—Votre fille! vous! parlez, expliquez-vous!

—Eh bien! voilà: Il y a deux jours, il m'a pris à part, et il m'a dit:—Mon cher Arnold, j'aurais besoin de tout mon argent, parce que je songe à me marier.—J'ai voulu rire; car si Gottlieb est un peu plus jeune que moi, il ne l'est pas assez pour prétendre me traiter en vieillard et se traiter en jeune homme.—Et avec qui songez-vous à vous marier, compère? lui ai-je demandé.—Alors, mon ami, Gottlieb m'a regardé dans le blanc des yeux, et j'ai eu peur; et il m'a dit:—Avec mademoiselle Gertrude, votre fille, si vous voulez bien le permettre.

Wolff sentit une lame glacée lui entrer dans le cœur: il bondit sur sa chaise.

—Et qu'avez-vous répondu?

—Je n'ai rien répondu d'abord, mon ami.

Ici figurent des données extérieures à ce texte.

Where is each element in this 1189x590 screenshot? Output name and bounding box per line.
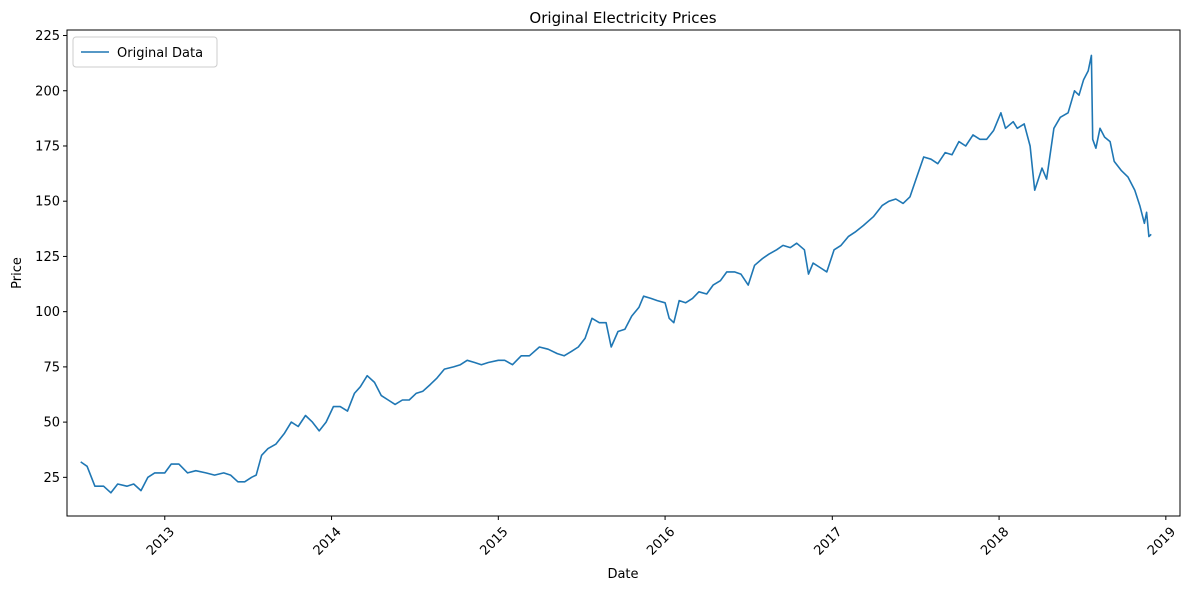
x-tick-label: 2019	[1145, 525, 1179, 559]
y-axis-label: Price	[10, 257, 25, 289]
x-tick-label: 2014	[311, 525, 345, 559]
y-tick-label: 50	[43, 416, 60, 431]
y-tick-label: 100	[35, 305, 60, 320]
legend: Original Data	[72, 36, 218, 68]
x-axis-ticks: 2013 2014 2015 2016 2017 2018 2019	[144, 516, 1179, 559]
chart-title: Original Electricity Prices	[529, 9, 716, 27]
y-tick-label: 175	[35, 139, 60, 154]
x-tick-label: 2017	[811, 525, 845, 559]
x-tick-label: 2015	[477, 525, 511, 559]
x-tick-label: 2013	[144, 525, 178, 559]
plot-area	[80, 54, 1152, 494]
y-tick-label: 75	[43, 360, 60, 375]
y-axis-ticks: 25 50 75 100 125 150 175 200 225	[35, 29, 67, 486]
legend-box	[72, 36, 218, 68]
plot-frame	[66, 29, 1181, 517]
x-axis-label: Date	[607, 567, 638, 582]
y-tick-label: 150	[35, 195, 60, 210]
y-tick-label: 125	[35, 250, 60, 265]
y-tick-label: 25	[43, 471, 60, 486]
x-tick-label: 2018	[978, 525, 1012, 559]
x-tick-label: 2016	[644, 525, 678, 559]
legend-label: Original Data	[117, 46, 203, 61]
series-line-0	[80, 54, 1152, 494]
y-tick-label: 200	[35, 84, 60, 99]
y-tick-label: 225	[35, 29, 60, 44]
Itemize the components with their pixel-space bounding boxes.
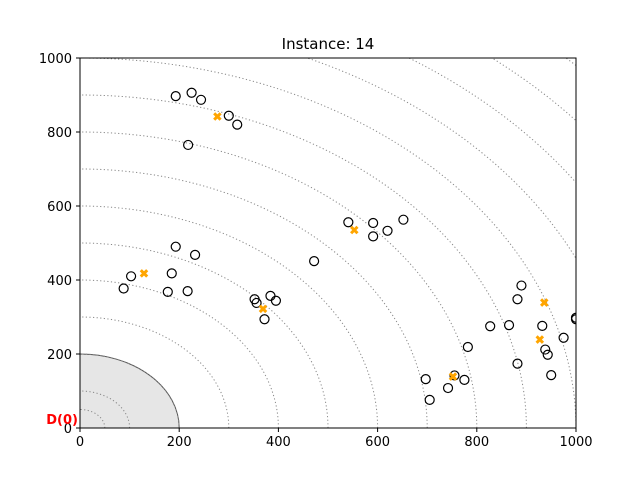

J'ai baissé la tête.—Je vous donne trois jours pour réfléchir, pour préparer Gertrude à voir en moi son futur mari, a ajouté Gottlieb, et il est parti, me laissant navré, désespéré.

—Il faut refuser, monsieur Arnold, il faut refuser.

—Croyez-vous que je vous demanderais un conseil, mon bon ami, s'il ne s'agissait que de suivre le mouvement de mon cœur. Oh! certainement, que je refuserais. Je m'étais fait à l'idée de ne jamais quitter mon enfant. Nous étions si bien dans cette maison, vivant tous ensemble! Mais, si je refuse, il me faut partir. Où aller? Le peu qui me restera suffira à peine à meubler une chambre. De quoi vivrons-nous? Je n'ai plus la force de travailler. Gertrude ne sait pas d'état. D'ailleurs, je mourrais plutôt que de lui devoir un morceau de pain... Oh! mon cher Wolff, je suis bien malheureux!

Wolff était tenté de dire à ce père au désespoir:

—Donnez-moi votre fille: je travaillerai, moi, pour vous tous.

Mais Wolff était très-pauvre. Ses parents, d'honnêtes cultivateurs, avaient fait d'énormes sacrifices pour l'aider dans ses études. Il devait se passer sans doute encore quelques années, avant qu'il eût un état, une place productive. D'ailleurs, Wolff ne voulait pas profiter de la détresse de la maison, pour prétendre à la main de Gertrude.